Com tudo isso, a maioria
dos médicos gasta muito tempo e dinheiro para conseguir acompanhar
o número mínimo de congressos e cursos que a especialidade
exige. Aprende-se pouco, pois tudo é muito corrido, comprimido em
poucos dias. As chances de conversar mais longamente com os colegas são
pequenas, e as de falar com aquele professor importante que veio do exterior,
então, são praticamente nulas! Volta-se frustrado e exausto,
mas com a convicção de que é uma coisa que vai ter
que ser repetida o ano que vem…
Mas a Internet está
aí para começar a solucionar muitos desses problemas. Trata-se
dos congressos virtuais, que virão substituir muitas (ou todas)
as atividades de um congresso real. Para a maioria, é coisa que
parece ficção científica. Mas eles já existem
desde 1994 e são um grande sucesso. O I Congresso Virtual de Cardiologia,
por exemplo, teve mais de 7.500 participantes, "vindos" de 92 paises, e
reuniu 52 sociedades médicas, sem que qualquer participante se encontrasse
fisicamente uma vez sequer com outro. Como este, ocorreram congressos virtuais
nas áreas de Anatomia Patológica, Oncologia, Neurologia,
Neuropsicologia, Medicina Intensiva, Nefrologia, Farmácia, Cirurgia
Torácica, e outras especialidades. O primeiro congresso virtual
do mundo foi o World Congress for Biomedical Sciences (INABI), de iniciativa
de pesquisadores do Japão, e já foi repetido sete vezes,
sempre com grande afluência de participantes. O próximo será
coordenado por canadenses.
Como Funciona
Um congresso virtual
tem quase todas as atividades de um congresso real: conferências,
mesas redondas, simopósios, apresentação de casos
clínicos, comunicações livres, cursos e até
exposição técnica. Só não tem os jantares,
o cafezinho junto com os colegas e o bate-papo de corredor. Mas, do ponto
de vista científico e educacional, pode oferecer uma experiência
tão realística quanto a de um congresso "em carne e osso".
E quais são essas
tecnologias?
As mais simples ocorrem
através da Internet, usando principalmente o correio eletrônico
(email) e a Web (WWW). Para acessar e participar dessas atividades, inclusive
de forma interativa, basta ter acesso à um provedor de Internet,
através de uma linha telefônica, e um computador com o software
adequado (Netscape ou Internet Explorer). Uma palestra virtual, por exemplo,
consiste da apresentação de slides do apresentador, acompanhados
ou não de comentários em forma de texto ou de voz, colocada
na Web. Com a vantagem de que você pode assistir na sua própria
velocidade, parar no momento em que quiser, voltar mais tarde, ou retroceder
a palestra para tentar entender melhor um trecho. Outra possibilidade de
transmitir uma palestra em tempo real é chamada de "webcasting".

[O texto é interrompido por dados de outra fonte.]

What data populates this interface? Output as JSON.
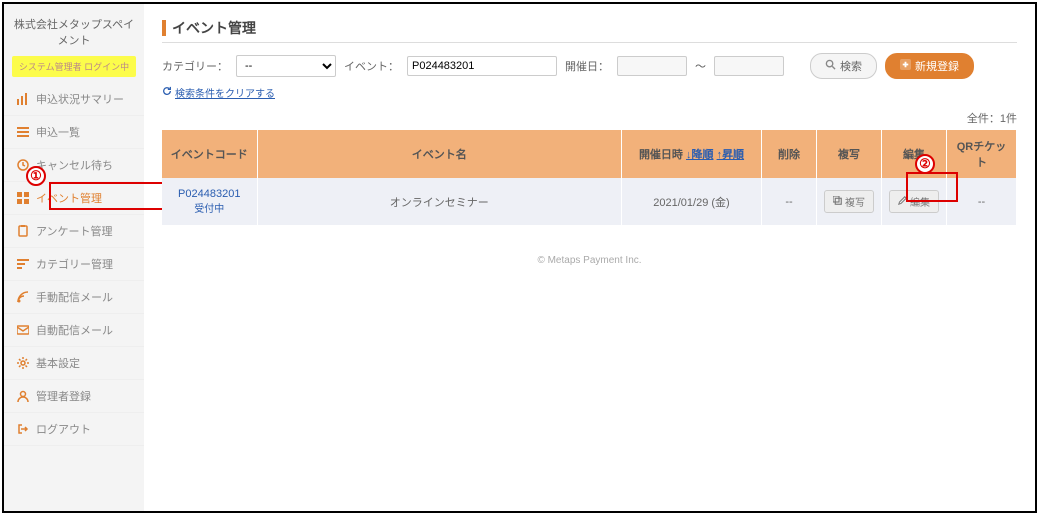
{
  "brand": "株式会社メタップスペイメント",
  "login_status": "システム管理者 ログイン中",
  "sidebar": {
    "items": [
      {
        "label": "申込状況サマリー"
      },
      {
        "label": "申込一覧"
      },
      {
        "label": "キャンセル待ち"
      },
      {
        "label": "イベント管理"
      },
      {
        "label": "アンケート管理"
      },
      {
        "label": "カテゴリー管理"
      },
      {
        "label": "手動配信メール"
      },
      {
        "label": "自動配信メール"
      },
      {
        "label": "基本設定"
      },
      {
        "label": "管理者登録"
      },
      {
        "label": "ログアウト"
      }
    ]
  },
  "page": {
    "title": "イベント管理"
  },
  "filters": {
    "category_label": "カテゴリー：",
    "category_selected": "--",
    "event_label": "イベント：",
    "event_value": "P024483201",
    "date_label": "開催日：",
    "date_from": "",
    "date_to": "",
    "date_sep": "～",
    "search_label": "検索",
    "new_label": "新規登録",
    "clear_label": "検索条件をクリアする"
  },
  "count": {
    "label": "全件：1件"
  },
  "table": {
    "headers": {
      "code": "イベントコード",
      "name": "イベント名",
      "date": "開催日時",
      "date_sort_desc": "↓降順",
      "date_sort_asc": "↑昇順",
      "delete": "削除",
      "copy": "複写",
      "edit": "編集",
      "qr": "QRチケット"
    },
    "rows": [
      {
        "code": "P024483201",
        "status": "受付中",
        "name": "オンラインセミナー",
        "date": "2021/01/29 (金)",
        "delete": "--",
        "copy_label": "複写",
        "edit_label": "編集",
        "qr": "--"
      }
    ]
  },
  "footer": "© Metaps Payment Inc.",
  "annotations": {
    "one": "①",
    "two": "②"
  }
}
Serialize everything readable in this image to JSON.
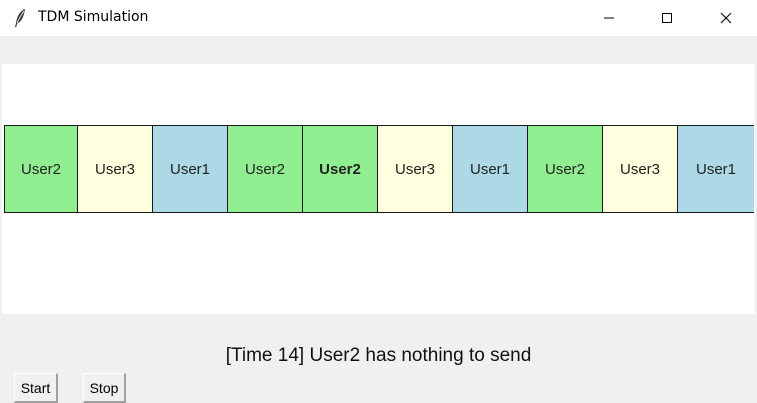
{
  "window": {
    "title": "TDM Simulation",
    "icon": "feather-icon",
    "controls": [
      "minimize-icon",
      "maximize-icon",
      "close-icon"
    ]
  },
  "slots": [
    {
      "label": "User2",
      "color": "#90ee90",
      "bold": false
    },
    {
      "label": "User3",
      "color": "#ffffe0",
      "bold": false
    },
    {
      "label": "User1",
      "color": "#add8e6",
      "bold": false
    },
    {
      "label": "User2",
      "color": "#90ee90",
      "bold": false
    },
    {
      "label": "User2",
      "color": "#90ee90",
      "bold": true
    },
    {
      "label": "User3",
      "color": "#ffffe0",
      "bold": false
    },
    {
      "label": "User1",
      "color": "#add8e6",
      "bold": false
    },
    {
      "label": "User2",
      "color": "#90ee90",
      "bold": false
    },
    {
      "label": "User3",
      "color": "#ffffe0",
      "bold": false
    },
    {
      "label": "User1",
      "color": "#add8e6",
      "bold": false
    }
  ],
  "status": "[Time 14] User2 has nothing to send",
  "buttons": {
    "start": "Start",
    "stop": "Stop"
  },
  "colors": {
    "user1": "#add8e6",
    "user2": "#90ee90",
    "user3": "#ffffe0"
  }
}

Uma câmara de vídeo captura as imagens do professor e dos
seus slides no auditório e as transmite em tempo real para um "site"
na Web, que pode ser assistido por qualquer pessoa em qualquer lugar do
mundo, com som e tudo, utilizando uma tecnologia chamada RealVideo.
A indefectível
sessão de perguntas e respostas é realizada por email, ou
então através da Web, com um recurso chamado "mural eletrônico".
Neste, as perguntas e respostas ficam disponíveis permanentemente.
Outra possibilidade é utilizar o "chat", ou sala de bate-papo virtual,
que funciona muito bem quando se tem hora e dia marcado para a atividade.
Geralmente eles são programados logo em seguida a uma transmissão.
Outra atividade interessante
é a sessão de comunicações livres. Os participantes
enviam suas contribuições em forma eletrônica para
os membros do comitê científico. Após aprovadas, elas
são colocadas na Web, no "site" do congresso, na forma de "pôsteres
eletrônicos", que ficam exibidos por um período determinado.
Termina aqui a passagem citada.